AHAD, 24 desember 2013, bertempat di ruang laboratorium UIN Sunan Ampel Surabaya berlangsung acara diskusi dengan tajuk metodologi tafsir al-Quran dan ideologi Ahmadiyah. Acara ini diprakarsai oleh Fakultas Usuluddin UIN Sunan Ampel Surabaya bekerja sama dengan BPT Jemaat Ahmadiyah Indonesia Wilayah Jawa Timur yang dikoordinir oleh Ir. Hamid Ahmad.

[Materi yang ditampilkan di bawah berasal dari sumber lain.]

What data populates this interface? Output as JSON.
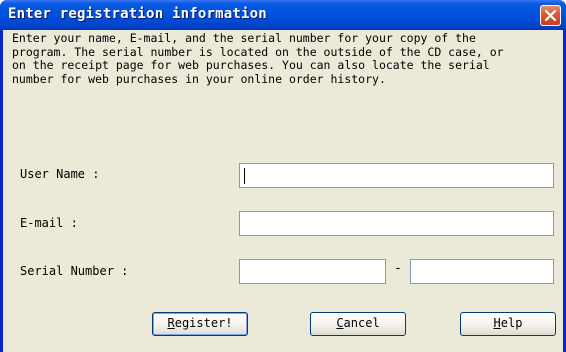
{
  "window": {
    "title": "Enter registration information"
  },
  "instructions": "Enter your name, E-mail, and the serial number for your copy of the\nprogram. The serial number is located on the outside of the CD case, or\non the receipt page for web purchases. You can also locate the serial\nnumber for web purchases in your online order history.",
  "form": {
    "user_name_label": "User Name :",
    "user_name_value": "",
    "email_label": "E-mail :",
    "email_value": "",
    "serial_label": "Serial Number :",
    "serial_part1_value": "",
    "serial_separator": "-",
    "serial_part2_value": ""
  },
  "buttons": {
    "register": {
      "mnemonic": "R",
      "rest": "egister!"
    },
    "cancel": {
      "mnemonic": "C",
      "rest": "ancel"
    },
    "help": {
      "mnemonic": "H",
      "rest": "elp"
    }
  },
  "colors": {
    "titlebar": "#0052dd",
    "client_bg": "#ece9d8",
    "close_button": "#dd5a36",
    "field_border": "#7f9db9"
  }
}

Antusiasme mahasiswa yang hadir memenuhi ruangan laboratorium tersebut dan pada saat acara akan dimulai tak kurang dari 70 mahasiswa yang hadir pada acara tersebut. “Maaf, Ustad, teman-teman yang hadir hanya ini, berhubung saat ini sedang masa liburan,” kata mas Fauzan Amin ketua panitia penyelenggara kepada kami dengan nada Madura yang kental.
Acara dilanjutkan dengan penyampaian materi, pemateri pertama adalah Maulana Muharim Awaluddin (muballigh Gresik) berkenaan dengan metodologi tafsir al-Quran oleh Ahmadiyah. Metodologi yang disampaikan berkenaan dengan metodologi oleh Hadhrat Masih Mau’ud a.s., yaitu tujuh kriteria penafsiran al-Quran. Salah satunya adalah kriteria yang keempat ‘adanya jiwa yang telah mencapai taraf kesucian’ dengan indikasi ayat al-Quran “Laa yamassuhu illal-muthooharuun.” Keriteria ini yang oleh audiens sering mendapat kritisi. Namun, dengan sangat baik, Maulana Muharim menjelaskannya.
Kemudian, dilanjut dengan pemateri kedua berkenaan dengan ideologi Ahmadiyah oleh Abdul Hafidz Bahansubu (Muballigh Madiun), dalam hal ini disampaikan beberapa keyakinan Ahmadiyah menyangkut rukun iman dan rukun islam, serta masalah kemahdian dan wahyu.
Setelah pemateri selesai, karena pada saat itu hanya kami nara sumbernya, sang moderator yang piawai melanjutkan ke sesi kedua yaitu ‘tanya jawab’. Banyak sekali pertanyaan yang kritis berkenaan dengan wahyu-wahyu yang diterima oleh Hadhrat Masih Mauud a.s. yang mereka kutip dalam Tazkirah, masalah kenabian, wahyu, dan fiqih.
“Mohon sewu iki, Pak. Sebelumnya bahwa apa yang saya sampaikan adalah apa yang saya terima tentang Ahmadiyah tidak berkenan di hati Bapak,” kata seorang penanya.
Nampaknya, si penanya mendapat referensi dari ‘luar’ berkenaan wahyu-wahyu di Tadzkirah dan tanpa ada penjelasaan dari pihak kita. Salah satunya adalah Hadhrat Masih Mau’ud a.s. itu adalah anak Tuhan dan ada juga beberapa pertanyaan wahyu-wahyu yang lain, Alhamdulil-Laah dijawab semua. Tanya jawab sesi kedua berlanjut dengan bertambah banyak penanya.
Karena waktu yang terbatas, akhirnya, sang moderator menutup acaranya dengan sedikit komentar bahwa yang namanya penafsiran sedikit banyak akan ada subjektivitas. Dan itu sah-sah saja.
Acara ditutup dengan makan siang yang disiapkan oleh panitia. Beberapa mahasiswa menghampiri kami saat makan dan ternyata mereka masih sangat penasaran akhirnya terjadi ‘tanya jawab’ dan diskusi di luar forum dan berakhir pukul 13.00 WIB.